Confinement sans frontières 39

De Toni Morrison à Flannery O’Connor

Il existe un livre qui mieux que tout autre raconte le destin tragique des esclaves noirs américains, un livre qui a valu à son auteure le Prix Pulitzer en 1988 et le Prix Nobel en 1993, ce livre c’est Beloved. Je ne vais pas commenter ce texte qui raconte l’histoire d’une mère, esclave noire évadée d’une plantation, hantée par la fille qu’elle a tuée elle-même pour qu’elle échappe à ses maitres. Je peux juste vous recommander ce texte, qui décrit comment et sur quels désastres, les Etats-Unis se sont construits, violence, rejet de l’autre, mépris et mensonge. Toni Morrison est morte à 88 ans l’été dernier, malade, épuisée mais ironique et acerbe jusqu’à son dernier souffle, notamment contre Trump qui représente tout ce contre quoi elle s’était battue. Elle était sûre de lui survivre ! Grâce à son éditrice française, Dominique Bourgois, j’ai eu la chance d’inviter Toni Morrison au Musée du Louvre en 2006 et de travailler plusieurs mois avec elle. C’était une dame imposante physiquement, une chevelure afro grise et auburn qu’elle trainait derrière elle, un corps lourd à l’évidence mais qui se déplaçait avec une grâce et une surprenante légèreté. Elle avait choisi comme thème de réflexion « Stranger at home » – étranger chez soi- et avait entrainé conservateurs et collaborateurs du musée dans l’élan de son projet. J’étais son interlocuteur fasciné en cette année 2006, elle allait et venait entre les Etats-Unis et Paris, sans relâche, faisant escale ici et là ailleurs dans le monde pour une conférence, un débat, une intervention pour défendre les droits des peuples. C’était une sorte de rock-star de la littérature, aidée par la fondation Rolex, qui savait jouer sur tous les tableaux. Son intervention au Louvre a donné lieu à un petit livre publié dans la jolie collection Titre.

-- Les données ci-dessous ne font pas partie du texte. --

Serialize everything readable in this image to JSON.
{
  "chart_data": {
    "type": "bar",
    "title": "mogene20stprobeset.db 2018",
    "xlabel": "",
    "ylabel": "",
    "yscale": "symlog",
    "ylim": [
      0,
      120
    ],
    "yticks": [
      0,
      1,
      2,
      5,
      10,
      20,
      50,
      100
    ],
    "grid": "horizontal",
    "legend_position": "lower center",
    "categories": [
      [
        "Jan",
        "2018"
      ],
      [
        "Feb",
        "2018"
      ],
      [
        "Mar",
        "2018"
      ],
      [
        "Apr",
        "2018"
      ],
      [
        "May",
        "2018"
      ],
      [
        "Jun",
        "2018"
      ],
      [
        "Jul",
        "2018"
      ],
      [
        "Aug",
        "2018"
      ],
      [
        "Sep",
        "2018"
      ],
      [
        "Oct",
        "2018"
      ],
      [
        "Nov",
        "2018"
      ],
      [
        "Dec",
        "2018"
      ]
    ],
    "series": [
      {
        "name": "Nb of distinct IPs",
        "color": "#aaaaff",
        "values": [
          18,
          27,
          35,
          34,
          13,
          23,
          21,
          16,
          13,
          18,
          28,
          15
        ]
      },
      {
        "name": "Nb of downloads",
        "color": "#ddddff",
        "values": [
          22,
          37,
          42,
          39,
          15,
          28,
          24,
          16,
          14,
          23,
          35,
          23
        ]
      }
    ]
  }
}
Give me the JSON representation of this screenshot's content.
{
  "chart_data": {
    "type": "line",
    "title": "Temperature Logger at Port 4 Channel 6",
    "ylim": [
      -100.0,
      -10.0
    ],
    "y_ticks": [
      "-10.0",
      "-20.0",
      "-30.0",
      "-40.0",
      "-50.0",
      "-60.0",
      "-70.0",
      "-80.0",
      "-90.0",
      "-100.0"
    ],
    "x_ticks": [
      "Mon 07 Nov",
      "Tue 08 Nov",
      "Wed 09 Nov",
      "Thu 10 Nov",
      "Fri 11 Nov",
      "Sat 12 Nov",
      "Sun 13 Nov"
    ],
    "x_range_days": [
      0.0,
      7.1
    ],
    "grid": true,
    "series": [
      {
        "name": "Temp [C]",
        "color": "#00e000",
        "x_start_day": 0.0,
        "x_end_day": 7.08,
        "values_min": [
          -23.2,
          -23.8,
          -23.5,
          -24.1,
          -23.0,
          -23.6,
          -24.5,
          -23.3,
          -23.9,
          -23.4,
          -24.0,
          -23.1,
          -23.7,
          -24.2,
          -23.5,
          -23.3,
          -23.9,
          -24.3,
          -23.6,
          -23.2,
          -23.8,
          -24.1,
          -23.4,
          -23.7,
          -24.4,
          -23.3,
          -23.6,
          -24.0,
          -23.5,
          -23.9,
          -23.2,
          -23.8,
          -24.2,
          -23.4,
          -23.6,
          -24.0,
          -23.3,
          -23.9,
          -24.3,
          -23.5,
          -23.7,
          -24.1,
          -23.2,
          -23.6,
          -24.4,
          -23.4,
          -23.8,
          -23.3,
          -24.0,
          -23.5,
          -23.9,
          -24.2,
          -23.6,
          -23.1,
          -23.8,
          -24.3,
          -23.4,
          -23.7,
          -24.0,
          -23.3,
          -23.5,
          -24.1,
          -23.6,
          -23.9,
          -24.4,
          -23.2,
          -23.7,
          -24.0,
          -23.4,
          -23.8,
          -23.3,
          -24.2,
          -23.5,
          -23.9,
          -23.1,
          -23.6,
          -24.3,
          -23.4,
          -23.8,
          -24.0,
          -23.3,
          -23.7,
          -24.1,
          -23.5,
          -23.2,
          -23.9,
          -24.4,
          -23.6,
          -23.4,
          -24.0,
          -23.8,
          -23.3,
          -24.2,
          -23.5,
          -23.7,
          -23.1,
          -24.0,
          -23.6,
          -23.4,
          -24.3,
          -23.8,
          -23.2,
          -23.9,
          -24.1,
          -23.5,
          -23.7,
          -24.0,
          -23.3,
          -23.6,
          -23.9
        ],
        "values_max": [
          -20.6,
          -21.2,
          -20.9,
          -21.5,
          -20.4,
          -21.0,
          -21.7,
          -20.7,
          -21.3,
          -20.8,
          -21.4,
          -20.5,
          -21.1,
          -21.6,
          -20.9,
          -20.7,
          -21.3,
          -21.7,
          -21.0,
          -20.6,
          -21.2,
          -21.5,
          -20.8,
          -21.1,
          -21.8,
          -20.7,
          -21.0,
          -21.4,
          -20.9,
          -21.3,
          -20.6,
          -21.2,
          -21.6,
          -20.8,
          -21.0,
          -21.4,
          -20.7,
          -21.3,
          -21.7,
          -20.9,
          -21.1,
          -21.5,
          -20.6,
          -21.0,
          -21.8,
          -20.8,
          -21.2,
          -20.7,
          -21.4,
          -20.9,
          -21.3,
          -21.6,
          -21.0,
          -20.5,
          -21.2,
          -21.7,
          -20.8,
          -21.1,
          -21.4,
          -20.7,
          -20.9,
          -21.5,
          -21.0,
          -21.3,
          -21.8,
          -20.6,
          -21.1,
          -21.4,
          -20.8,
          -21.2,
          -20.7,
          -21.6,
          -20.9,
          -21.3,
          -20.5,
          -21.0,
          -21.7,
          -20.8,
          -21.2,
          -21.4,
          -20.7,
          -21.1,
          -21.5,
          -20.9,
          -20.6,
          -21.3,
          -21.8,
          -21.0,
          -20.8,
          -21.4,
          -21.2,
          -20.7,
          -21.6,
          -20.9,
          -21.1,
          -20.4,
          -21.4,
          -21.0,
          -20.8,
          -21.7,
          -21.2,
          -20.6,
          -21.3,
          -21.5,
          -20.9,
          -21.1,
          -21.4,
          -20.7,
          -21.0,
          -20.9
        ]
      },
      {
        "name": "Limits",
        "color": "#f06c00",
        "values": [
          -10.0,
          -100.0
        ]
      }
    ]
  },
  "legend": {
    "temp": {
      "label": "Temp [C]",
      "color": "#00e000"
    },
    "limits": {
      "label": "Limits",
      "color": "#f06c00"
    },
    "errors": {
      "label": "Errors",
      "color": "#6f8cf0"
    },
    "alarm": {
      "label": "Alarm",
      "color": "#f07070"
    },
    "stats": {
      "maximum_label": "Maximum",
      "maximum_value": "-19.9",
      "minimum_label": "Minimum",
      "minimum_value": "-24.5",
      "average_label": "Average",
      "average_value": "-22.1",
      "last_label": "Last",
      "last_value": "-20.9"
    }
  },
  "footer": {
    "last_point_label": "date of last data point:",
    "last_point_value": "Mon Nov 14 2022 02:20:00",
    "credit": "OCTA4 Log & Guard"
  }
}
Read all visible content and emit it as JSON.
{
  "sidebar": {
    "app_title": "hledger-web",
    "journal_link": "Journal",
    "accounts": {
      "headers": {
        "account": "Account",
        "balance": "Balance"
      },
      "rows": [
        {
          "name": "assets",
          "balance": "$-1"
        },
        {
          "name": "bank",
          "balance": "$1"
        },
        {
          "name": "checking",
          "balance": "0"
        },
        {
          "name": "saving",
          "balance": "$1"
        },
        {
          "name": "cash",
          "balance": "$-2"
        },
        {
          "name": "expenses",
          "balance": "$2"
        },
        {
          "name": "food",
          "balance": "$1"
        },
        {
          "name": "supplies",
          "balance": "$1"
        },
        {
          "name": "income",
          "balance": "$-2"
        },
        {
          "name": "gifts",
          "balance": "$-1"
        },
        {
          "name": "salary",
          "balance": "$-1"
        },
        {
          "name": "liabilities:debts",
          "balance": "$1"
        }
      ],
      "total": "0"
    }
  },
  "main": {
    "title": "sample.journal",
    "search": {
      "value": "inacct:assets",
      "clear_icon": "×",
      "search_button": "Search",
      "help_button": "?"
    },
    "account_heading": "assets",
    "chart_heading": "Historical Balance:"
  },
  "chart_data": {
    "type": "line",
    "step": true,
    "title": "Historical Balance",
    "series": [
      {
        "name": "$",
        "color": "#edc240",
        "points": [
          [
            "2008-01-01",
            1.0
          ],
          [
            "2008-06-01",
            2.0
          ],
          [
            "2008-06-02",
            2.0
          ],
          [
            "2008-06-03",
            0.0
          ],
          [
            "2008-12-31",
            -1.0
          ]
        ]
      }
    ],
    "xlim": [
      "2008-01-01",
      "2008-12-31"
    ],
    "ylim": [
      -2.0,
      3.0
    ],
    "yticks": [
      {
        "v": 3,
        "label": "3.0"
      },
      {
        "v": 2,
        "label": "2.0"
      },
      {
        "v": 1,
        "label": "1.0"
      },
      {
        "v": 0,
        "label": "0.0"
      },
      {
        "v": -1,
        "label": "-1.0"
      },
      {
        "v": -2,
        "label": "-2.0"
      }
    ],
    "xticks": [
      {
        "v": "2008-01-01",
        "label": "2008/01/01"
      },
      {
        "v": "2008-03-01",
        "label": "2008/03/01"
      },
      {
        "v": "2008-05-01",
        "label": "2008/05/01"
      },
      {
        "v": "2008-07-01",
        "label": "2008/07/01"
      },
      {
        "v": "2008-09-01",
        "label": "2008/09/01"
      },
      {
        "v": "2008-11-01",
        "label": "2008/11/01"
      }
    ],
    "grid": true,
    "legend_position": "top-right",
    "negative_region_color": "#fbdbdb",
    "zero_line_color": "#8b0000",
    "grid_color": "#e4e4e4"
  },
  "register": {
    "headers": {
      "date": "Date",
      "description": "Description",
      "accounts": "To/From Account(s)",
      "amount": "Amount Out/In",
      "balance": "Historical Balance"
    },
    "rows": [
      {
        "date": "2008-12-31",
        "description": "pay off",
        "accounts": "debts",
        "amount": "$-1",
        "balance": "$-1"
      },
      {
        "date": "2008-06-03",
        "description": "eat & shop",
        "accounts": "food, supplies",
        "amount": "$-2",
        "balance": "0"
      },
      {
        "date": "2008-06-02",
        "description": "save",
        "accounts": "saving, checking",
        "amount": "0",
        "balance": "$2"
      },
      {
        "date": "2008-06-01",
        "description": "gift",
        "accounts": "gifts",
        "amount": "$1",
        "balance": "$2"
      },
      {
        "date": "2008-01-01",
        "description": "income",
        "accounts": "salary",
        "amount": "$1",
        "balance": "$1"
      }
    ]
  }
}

Fin 2019, Les éditions Bourgois ont publié, un gros recueil des « Essais choisis, discours et méditations » de Toni Morrison, sous le titre de « La Source de l’amour propre ». Elle traite de tout, littérature, art, histoire, politique, religion, ses admirations, ses dégoûts, et tout est passionnant. Elle se cite souvent aussi, avec une cruelle ironie. Dans un texte intitulé « encre invisible », sous titré « lire l’écriture et écrire la lecture », elle nous apprend que Hansel et Gretel, le conte relaté par les frères Grimm se rapporte à la mort pendant la grande peste de 1665, épidémie qui nous ramène à aujourd’hui. Elle propose aussi des exercices de lecture, en se référant à ce qu’elle appelle une écriture impeccable et elle choisit comme modèle Flannery O’Connor (1925-1964) qu’elle dissèque avec précision et admiration. Mon ami Louis-Charles m’a fait découvrir l’année dernière cette auteure mal connue. Pour Jeanne, sa femme américaine, elle est le meilleur écrivain (si j’écris : la meilleure écrivaine, on va penser que je veux dire qu’elle est la meilleure des femmes qui écrivent) de tous les temps (Œuvres complètes – Romans, nouvelles, essais, correspondance, Gallimard, collection Quarto).